O cuando el gregario supera al jefe de equipo. La velocidad de Ty Segall publicando grabaciones puede gustar por la naturalidad, pero quizás un mayor rigor seleccionando el material produciría álbumes aún mejores. El caso es que hay una variante sucia -o de garaje- de Ty que eclipsa sus habilidades compositoras, algo que no sucede con su amigo Mikal Cronin.

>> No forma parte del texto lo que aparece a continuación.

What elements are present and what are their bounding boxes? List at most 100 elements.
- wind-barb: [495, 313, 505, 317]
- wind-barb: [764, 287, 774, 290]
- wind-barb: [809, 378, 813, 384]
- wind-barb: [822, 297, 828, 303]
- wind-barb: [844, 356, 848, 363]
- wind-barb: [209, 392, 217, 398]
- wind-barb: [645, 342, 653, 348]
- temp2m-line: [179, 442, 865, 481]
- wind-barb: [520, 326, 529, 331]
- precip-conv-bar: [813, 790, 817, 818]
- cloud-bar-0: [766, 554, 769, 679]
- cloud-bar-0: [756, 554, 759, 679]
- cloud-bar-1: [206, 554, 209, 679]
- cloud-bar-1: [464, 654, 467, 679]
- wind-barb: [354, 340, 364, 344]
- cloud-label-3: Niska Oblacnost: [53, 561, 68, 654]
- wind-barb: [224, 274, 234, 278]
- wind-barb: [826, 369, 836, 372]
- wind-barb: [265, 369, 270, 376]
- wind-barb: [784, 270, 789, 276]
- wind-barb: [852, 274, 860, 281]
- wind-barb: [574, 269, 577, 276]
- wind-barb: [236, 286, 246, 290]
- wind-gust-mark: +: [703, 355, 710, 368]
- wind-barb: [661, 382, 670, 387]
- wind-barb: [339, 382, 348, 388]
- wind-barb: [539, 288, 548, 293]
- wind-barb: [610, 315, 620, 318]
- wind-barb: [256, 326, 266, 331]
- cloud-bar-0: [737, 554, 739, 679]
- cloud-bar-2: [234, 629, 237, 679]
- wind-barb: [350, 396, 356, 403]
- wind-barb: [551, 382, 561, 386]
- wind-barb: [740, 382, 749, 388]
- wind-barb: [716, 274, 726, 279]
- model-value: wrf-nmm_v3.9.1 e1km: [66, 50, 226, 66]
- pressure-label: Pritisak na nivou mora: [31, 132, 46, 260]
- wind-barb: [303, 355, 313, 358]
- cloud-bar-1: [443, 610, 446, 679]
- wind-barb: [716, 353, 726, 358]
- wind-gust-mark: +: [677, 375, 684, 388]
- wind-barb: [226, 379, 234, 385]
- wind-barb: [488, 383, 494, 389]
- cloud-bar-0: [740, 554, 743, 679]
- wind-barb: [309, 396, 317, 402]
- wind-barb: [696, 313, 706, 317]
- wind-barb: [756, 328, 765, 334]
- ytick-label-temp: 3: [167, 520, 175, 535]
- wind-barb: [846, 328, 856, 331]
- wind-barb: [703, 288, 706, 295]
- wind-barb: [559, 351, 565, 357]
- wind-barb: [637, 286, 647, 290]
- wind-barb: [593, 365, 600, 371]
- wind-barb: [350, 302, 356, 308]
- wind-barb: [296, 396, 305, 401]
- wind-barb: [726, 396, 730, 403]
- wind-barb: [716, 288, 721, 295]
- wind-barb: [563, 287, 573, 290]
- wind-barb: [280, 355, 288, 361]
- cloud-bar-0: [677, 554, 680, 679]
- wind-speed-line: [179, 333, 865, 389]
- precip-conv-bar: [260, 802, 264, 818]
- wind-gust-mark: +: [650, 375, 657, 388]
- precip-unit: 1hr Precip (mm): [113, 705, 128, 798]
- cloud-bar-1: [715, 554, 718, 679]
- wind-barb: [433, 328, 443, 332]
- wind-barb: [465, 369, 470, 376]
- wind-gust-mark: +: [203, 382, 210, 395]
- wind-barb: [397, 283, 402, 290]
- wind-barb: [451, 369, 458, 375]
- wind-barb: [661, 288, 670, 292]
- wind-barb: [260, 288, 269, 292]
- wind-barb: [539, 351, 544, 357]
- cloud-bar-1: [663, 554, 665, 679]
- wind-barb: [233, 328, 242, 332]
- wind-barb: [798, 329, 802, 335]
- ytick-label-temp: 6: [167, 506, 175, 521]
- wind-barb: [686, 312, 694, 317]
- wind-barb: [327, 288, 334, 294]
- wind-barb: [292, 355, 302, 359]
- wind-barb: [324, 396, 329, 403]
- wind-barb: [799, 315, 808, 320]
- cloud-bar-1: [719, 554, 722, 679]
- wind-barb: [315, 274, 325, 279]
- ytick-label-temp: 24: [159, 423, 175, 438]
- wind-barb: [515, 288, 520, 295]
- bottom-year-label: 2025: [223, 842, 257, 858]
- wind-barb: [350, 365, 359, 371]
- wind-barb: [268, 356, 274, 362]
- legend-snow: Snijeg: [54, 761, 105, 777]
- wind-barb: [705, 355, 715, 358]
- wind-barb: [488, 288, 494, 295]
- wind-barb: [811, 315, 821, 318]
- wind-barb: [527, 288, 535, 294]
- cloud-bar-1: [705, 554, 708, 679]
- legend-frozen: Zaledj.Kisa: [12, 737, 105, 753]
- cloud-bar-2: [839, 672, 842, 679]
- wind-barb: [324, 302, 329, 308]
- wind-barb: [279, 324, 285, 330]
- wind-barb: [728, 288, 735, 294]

Su segundo álbum “MCII” (Merge 2013) es toda una delicatessen pop, demostrando la cultura musical de su autor más allá de los zambombazos eléctricos junto a Segall. Aquí hay cuerdas -ayuda Dylan Edrich de Thee Oh Sees-, melodía, energía y sensibilidad. Entre The Posies, Matthew Sweet y The Beatles“Weight”, “I´m Done Running From You”-, combinando lo armonioso con la propulsión inherente al buen power pop norteamericano, y con ese fondo de languidez -de vacío- que todos hemos sentido en cierta etapa de nuestras vidas; Mikal refleja el estado de ánimo que supone el tránsito desorientado de adolescente a adulto con la pericia del que conoce la sensación. Saber asumir tus responsabilidades también es publicar un gran álbum.

La brevedad de esta reseña es inversamente proporcional a la insistencia para que se escuche.